Marketers are Evil

Marketers are Evil

My wife is always telling me how evil marketers are.  She might be right, but that’s no reason to resort to name calling! She might be referring to marketing trickery with points programs or some other loyalty surrogate.  The real power isn’t in marketing trickery, it’s in marketing sorcery!

While working a summer construction job in college, I was grabbing lunch and struck up a conversation with the owner’s wife.  She was a very nice lady with a bit of a hippie look.  The conversation was pleasant and then she asked me what I was going to school to study.  As soon as I mentioned marketing, her demeanor changed and she looked at me in a demeaning way and said “oh…. so you’re the guy that, when I’m thirsty is going to make me want to buy a Coke.”  In one of those rare moments when time slows and you dig down to find just the right thing to say, I laughed it off assuring her, “oh no… not at all… I’m the guy that’s going to make you thirsty in the first place.”

Okay, so maybe that wasn’t the right thing to say to her (she didn’t think it was as clever as I did).  It did, however, identify an underlying power of marketing and a way to separate classes of marketers.  Some marketers will research their way to addressing a need (Oh you’re thirsty?  Well, here’s a Coke), while other marketers create the need.  How often have you heard somebody say, “I need my iPhone,” “I can’t live without my Dunkin’, “I need chocolate.”  Okay… maybe it was you saying those things, but at the end of the day we need air, food, and shelter, not Apple products.
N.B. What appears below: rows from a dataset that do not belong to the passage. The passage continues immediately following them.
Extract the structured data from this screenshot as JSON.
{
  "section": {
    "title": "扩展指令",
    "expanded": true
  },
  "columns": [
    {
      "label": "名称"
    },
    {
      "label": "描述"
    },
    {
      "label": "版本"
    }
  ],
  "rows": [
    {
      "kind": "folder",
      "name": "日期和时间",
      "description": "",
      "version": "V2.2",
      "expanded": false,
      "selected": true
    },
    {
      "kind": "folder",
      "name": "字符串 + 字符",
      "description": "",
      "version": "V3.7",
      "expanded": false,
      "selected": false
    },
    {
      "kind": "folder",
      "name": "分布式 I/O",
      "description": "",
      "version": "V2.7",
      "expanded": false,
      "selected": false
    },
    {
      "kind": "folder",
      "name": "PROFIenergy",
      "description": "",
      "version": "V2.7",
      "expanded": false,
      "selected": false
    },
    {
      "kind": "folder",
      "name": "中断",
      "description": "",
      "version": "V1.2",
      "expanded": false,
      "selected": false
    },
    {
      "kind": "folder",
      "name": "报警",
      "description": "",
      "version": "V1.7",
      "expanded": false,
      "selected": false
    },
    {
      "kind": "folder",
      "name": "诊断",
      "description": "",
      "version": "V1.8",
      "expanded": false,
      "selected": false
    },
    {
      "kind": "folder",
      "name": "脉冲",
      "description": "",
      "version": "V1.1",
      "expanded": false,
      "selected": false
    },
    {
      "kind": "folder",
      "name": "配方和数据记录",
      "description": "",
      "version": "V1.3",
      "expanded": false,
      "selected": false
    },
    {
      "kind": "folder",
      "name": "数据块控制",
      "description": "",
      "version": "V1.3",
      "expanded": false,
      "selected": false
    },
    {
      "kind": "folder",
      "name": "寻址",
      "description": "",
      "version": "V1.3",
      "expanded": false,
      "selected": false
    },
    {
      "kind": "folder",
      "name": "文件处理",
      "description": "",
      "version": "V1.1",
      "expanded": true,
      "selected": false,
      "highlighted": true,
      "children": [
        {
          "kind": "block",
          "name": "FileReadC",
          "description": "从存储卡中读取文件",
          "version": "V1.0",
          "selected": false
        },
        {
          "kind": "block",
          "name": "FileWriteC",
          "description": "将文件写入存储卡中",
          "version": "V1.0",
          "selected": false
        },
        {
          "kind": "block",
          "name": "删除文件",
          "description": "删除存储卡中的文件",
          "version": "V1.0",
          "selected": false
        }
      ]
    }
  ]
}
So, can you create a perceived need for your product or service?  Can you make people wonder if it’s possible to live without you?  It’s not an easy thing to do.  It means leading customers instead of following them.  Steve Jobs detested market research.  Henry Ford is reported to have said, “If I had asked people what they wanted, they would have said faster horses.”  These great innovators created the perceived need for an iPod and a car. Jobs’ motivation for the iPod was primarily that he wanted one!

How can your brand lead?  How can people become so passionate about your brand, it becomes a need in their mind?  Besides the money, do you need your brand?  Are you passionate about it?  For all the character flaws of Ford and Jobs, they absolutely loved what they did.  They needed to make those products for us and for themselves.

Ask the hard brand questions and you’ll be well on your way to changing your part of the world.